A Saúde é um nicho muito complexo da indústria. Só a Associação Brasileira da Indústria de Artigos e Equipamentos Médicos, Odontológicos, Hospitalares e de Laboratórios (Abimo)  integra 11 mil famílias de produtos. É uma indústria marcada por grande heterogeneidade tecnológica. O setor de equipamentos, por exemplo, envolve desde uma simples gaze ou seringa até sofisticados equipamentos para exames de imagem. Trata-se, portanto, de um oligopólio diferenciado, em que as grandes multinacionais da indústria controlam o mercado mundial.

A partir disso, podemos identificar algumas oportunidades para o Brasil. À exceção dos Estados Unidos, que domina o mercado de forma abrangente, os demais países desenvolvidos investiram na segmentação do mercado como forma de driblar a concorrência norte-americana. Assim, vemos países como a Alemanha ou o Japão altamente especializados em áreas específicas da indústria da Saúde. É isto, necessariamente, que o Brasil deve fazer. Na pesquisa desenvolvida pelo projeto Brasil Saúde Amanhã indicamos algumas áreas promissoras para o país, considerando a heterogeneidade do mercado e a diversidade da população brasileira e de suas demandas de saúde.

Dentre elas, destacamos a indústria de equipamentos médicos, o campo da saúde neonatal, todo o segmento da odontologia e de implantes, órteses e próteses. São áreas estratégicas para a autonomia do país diante do mercado global da saúde. Para desenvolvê-las pode-se adotar o modelo de parcerias público-privadas bem reguladas pelo Estado e voltadas ao interesse da população brasileira e não às grandes corporações internacionais.

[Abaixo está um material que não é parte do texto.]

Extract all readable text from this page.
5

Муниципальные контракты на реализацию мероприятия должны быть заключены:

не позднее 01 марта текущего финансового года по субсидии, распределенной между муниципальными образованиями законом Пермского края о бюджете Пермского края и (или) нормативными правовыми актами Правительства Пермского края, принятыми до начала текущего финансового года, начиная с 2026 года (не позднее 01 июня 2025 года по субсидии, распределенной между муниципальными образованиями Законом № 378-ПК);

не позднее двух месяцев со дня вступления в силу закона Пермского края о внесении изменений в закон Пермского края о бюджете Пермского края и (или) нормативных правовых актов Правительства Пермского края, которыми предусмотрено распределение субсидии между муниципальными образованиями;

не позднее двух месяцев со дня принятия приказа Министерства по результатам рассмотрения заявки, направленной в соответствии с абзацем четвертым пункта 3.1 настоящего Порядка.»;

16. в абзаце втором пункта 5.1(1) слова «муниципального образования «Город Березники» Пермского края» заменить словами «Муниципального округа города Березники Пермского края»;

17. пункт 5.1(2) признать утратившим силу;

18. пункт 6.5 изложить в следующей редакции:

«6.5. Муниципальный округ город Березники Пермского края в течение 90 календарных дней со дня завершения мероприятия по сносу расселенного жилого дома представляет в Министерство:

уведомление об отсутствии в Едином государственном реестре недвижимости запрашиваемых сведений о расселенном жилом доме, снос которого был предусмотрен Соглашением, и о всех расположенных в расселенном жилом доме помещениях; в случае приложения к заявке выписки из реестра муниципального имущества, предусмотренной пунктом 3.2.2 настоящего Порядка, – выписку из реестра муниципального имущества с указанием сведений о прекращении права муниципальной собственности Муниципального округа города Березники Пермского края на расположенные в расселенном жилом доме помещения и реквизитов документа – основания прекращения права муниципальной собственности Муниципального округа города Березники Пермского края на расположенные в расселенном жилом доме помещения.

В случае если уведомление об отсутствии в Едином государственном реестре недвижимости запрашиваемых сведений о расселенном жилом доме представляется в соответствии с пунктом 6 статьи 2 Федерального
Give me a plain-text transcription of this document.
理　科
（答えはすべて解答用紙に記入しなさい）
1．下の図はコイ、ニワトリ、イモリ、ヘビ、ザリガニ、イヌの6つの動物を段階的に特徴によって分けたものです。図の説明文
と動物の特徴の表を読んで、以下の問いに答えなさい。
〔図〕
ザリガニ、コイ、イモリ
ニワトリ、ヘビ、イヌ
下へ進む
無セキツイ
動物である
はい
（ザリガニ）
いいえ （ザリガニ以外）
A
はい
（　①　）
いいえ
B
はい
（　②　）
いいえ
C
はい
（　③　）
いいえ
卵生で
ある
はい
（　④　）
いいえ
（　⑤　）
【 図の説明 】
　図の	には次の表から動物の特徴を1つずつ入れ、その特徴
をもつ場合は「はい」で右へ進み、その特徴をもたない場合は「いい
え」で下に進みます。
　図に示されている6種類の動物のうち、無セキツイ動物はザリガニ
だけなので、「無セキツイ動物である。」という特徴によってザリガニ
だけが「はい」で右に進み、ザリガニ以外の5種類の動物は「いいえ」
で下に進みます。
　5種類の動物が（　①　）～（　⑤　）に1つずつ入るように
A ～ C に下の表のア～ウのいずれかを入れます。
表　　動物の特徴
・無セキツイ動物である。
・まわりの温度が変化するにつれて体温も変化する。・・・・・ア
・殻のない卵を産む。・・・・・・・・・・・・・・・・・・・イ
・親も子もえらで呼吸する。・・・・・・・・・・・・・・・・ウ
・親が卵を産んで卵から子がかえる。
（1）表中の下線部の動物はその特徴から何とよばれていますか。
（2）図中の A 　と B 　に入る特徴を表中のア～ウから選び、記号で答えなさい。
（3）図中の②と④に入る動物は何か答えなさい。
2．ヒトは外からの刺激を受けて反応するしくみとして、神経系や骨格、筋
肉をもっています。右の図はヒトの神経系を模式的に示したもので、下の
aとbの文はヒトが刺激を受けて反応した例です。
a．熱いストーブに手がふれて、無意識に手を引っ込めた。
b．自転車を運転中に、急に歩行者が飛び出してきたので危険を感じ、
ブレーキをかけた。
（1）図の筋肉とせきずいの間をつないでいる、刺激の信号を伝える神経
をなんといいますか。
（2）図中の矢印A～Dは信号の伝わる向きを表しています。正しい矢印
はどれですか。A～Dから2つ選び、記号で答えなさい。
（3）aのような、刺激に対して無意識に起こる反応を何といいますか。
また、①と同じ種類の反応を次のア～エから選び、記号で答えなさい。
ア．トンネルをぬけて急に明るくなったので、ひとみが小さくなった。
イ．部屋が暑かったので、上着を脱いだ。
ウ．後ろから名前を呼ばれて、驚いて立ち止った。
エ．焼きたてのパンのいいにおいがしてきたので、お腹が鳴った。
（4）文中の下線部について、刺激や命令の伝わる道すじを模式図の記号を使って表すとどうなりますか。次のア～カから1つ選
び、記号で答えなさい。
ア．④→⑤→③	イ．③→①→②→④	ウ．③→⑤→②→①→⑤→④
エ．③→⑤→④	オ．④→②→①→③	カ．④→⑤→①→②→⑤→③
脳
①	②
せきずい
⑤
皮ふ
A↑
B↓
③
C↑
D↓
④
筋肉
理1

O SUS é o grande consumidor deste mercado e o Estado deve considerar o seu poder de compra pública em suas negociações. É possível associar a lógica econômica à social e fazer apostas nacionais que atendam satisfatoriamente a ambas as perspectivas.

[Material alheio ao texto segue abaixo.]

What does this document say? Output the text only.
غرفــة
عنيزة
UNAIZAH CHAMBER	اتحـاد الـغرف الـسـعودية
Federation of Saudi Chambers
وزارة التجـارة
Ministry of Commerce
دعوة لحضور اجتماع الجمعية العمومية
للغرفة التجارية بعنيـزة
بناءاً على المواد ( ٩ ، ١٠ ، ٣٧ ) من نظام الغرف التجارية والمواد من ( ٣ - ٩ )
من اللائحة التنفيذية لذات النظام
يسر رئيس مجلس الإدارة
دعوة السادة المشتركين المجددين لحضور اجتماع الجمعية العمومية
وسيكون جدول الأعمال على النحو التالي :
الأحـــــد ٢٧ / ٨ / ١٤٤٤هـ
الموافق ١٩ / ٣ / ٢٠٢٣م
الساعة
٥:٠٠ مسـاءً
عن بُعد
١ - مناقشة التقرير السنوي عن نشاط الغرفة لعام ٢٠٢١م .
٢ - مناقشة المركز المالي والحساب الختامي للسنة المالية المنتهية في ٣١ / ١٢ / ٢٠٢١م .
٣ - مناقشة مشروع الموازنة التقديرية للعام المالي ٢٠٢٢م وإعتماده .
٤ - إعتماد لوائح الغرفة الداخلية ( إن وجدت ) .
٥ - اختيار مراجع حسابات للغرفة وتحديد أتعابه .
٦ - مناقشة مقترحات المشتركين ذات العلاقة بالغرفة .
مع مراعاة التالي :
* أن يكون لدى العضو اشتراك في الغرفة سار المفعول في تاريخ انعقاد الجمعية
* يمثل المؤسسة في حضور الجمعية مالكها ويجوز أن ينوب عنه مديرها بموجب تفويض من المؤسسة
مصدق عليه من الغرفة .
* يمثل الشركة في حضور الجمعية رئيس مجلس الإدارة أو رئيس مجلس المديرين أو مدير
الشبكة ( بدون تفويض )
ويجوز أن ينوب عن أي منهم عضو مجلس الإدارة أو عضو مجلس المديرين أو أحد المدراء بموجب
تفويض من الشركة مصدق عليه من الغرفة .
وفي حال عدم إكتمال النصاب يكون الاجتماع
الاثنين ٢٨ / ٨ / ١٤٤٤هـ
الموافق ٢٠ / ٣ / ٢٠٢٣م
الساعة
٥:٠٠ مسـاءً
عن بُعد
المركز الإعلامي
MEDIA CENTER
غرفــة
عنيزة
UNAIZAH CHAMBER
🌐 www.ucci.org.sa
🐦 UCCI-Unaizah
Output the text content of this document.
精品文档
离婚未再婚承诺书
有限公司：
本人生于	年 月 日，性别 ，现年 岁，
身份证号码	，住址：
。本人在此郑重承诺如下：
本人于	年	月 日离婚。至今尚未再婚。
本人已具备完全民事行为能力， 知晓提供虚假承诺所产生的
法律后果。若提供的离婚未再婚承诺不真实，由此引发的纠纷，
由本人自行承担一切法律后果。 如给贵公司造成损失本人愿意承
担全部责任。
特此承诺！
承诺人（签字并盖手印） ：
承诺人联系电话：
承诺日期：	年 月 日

Considerando as tendências mapeadas, quais as políticas e ações recomendadas para o curto prazo?

Além de gerar capacidade produtiva para a indústria nacional, precisamos observar a capacidade de incorporação tecnológica do Brasil; a capacidade social coletiva do país para absorver esses avanços. Afinal, de que adiantaria gerar novos produtos, insumos, técnicas e equipamentos tecnológicos para a Saúde, se tudo isso não for incorporado pelo sistema de saúde e disponibilizado para a população brasileira?

O Brasil precisa investir em incorporação tecnológica. Há que se pressionar as indústrias para reduzir o custo unitário dos equipamentos de saúde ou, ao menos, garantir que as novas tecnologias reduzam o custo dos tratamentos e serviços de saúde. Há uma demanda social muito forte, na saúde pública e no setor privado, para a permanente incorporação de tecnologias cada vez mais desenvolvidas e inovadoras. E essa dinâmica se acirra com o envelhecimento populacional, a transição epidemiológica e o aumento da demanda por exames e tratamentos mais sofisticados.

Portanto, é preciso discutir a lógica da incorporação tecnológica, pois nem sempre o desenvolvimento tecnológico das indústrias da Saúde representa benefícios para a saúde da população. Além dos altos preços que esses recursos podem atingir, muitos produtos não são realmente mais eficazes do que já está disponível no mercado por preços mais baixos. O Estado precisa assumir o papel de regulador deste processo de incorporação tecnológica e de mediador de um mercado que deve atender, antes de tudo, às necessidades de saúde da população brasileira.